Of the early taverns of Johnstown the most noted were the Gilbert Tice's Inn, formerly on William Street, the Balck Horse Tavern, on the corner of William and Montgomery Streets, now known as the Younglove Homestead, and Union Hall, at the junction of east Main and East State Streets, or, as it was called in earlier years, in the angle of the Tribes Hill and Fondasbush roads. They were frontier inns and were at times scenes of lawlessness and brawls between hunters and trappers, and the Indians and half-breeds, who frequented them to exchange their stock of furs and drink deep in the proceeds. Shortly after the war, Gilbert Tice's Inn on William Street was kept by a Frenchman named Jean Baptists de Fonclaire, who was a very popular landlord, notwithstanding his excitability. It was in this building that Nick Stoner met the murderer of his father, the story of which meeting is told by J. R. Simms and others:

One day after the war a party of six of seven Canadian Indians who had come to the little settlement to exchange furs for firewater, were gathered in and about the kitchen and barroom awaiting the meal that was being prepared for them by the landlord's family. In the kitchen were three Indians drinking from bottles of whiskey that were on the table standing near the huge open fireplace where the meal was being cooked. On the hearth was a large platter of fried pork swimming in hot gravy, and dishes of vegetables ready for the meal. Major Stoner, in search of a friend, entered the kitchen, and being slightly under the influence of liquor he soon became involved in a quarrel with one of the halfdrunken Red Skins. Major Stoner's father having been killed and scalped by an Indian, the sight of a dusky savage was always enough to arouse murderous passion in his breast, and he instantly grappled the Indian and threw him on the table which overturned and landed his antagonist on the floor amid the debris of broken bottles, crockery, and part of the prepared feast. Springing to his feet while the room resounded with war cries and oaths of the combatants, the Indian leaped over the table and grappled Stoner again. But as in the former tackle the white man proved the most skillful and the Indian was soon at the mercy of his wiry, maddened antagonist, who in attempting to throw him into the open fireplace only succeeded in landing his half-naked body in the great trencher of sizzling fat, burning his back in a fearful manner.

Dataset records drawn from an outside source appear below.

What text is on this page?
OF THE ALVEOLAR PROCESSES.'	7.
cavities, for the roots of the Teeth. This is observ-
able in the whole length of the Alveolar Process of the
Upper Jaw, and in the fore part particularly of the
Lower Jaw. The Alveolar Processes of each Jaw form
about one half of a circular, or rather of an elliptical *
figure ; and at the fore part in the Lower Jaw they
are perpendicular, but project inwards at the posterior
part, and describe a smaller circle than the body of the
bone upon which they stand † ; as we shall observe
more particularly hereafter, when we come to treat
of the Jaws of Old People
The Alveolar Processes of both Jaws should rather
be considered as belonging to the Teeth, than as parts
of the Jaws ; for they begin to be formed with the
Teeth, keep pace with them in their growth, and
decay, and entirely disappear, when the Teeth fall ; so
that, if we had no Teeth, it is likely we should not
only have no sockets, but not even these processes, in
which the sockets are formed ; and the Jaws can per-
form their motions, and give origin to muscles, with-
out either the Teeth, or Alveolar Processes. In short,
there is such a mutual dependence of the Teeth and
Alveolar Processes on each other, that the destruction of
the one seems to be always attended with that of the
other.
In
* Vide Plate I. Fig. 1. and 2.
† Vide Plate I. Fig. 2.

While the fracas in the kitchen was going on, a stalwart half-naked warrior, aroused by hearing the name of Nick Stoner repeated, was dancing or rather shuffling around the barroom flourishing a scalping-knife on the handle of which were numerous notches, and boasting in a monotonous tone of the bloody deeds recorded on the handle. Nine marks indicated the number of scalps of white men killed during the war.

Nick Stoner in a frenzy of rage left the kitchen after throwing the Indian into the fire, passed through a hall on his way into the front part of the inn, and almost stumbled over an Indian called Capt. John, lying there in a beastly state of intoxication. Noticing an earring in the man's ear, he placed one foot on the man's neck and grasping the jewel tore the flesh apart and dropped the jewel on the floor. Unconscious of the injury done him the Indian turned over with a grunt, and Stoner passed into the barroom, just in time to see the painted red devil flourishing his scalping-knife with yells and gesticulations, and hear him say, as he pointed to a notch deeper than the other, "and this is the scalp of old Stoner." Crazed with liquor and stung to madness by the thought of being in the presence of his father's murderer, he spring to the fireplace, seized an old-fashioned wrought andiron, and with the exclamation, "You red devil, you will never scalp another one," he hurled it, red-hot as it was, at the head of the Indian, striking him squarely on the neck and laying him apparently lifeless on the floor, while his own hand was burned to a blister with the top of the andiron. At once bedlam seemed let loose and fears were entertained of other serious consequences, but the friends of Stoner succeeded in getting him to leave the house, while other induced the savages to leave town bearing their burned comrades with them.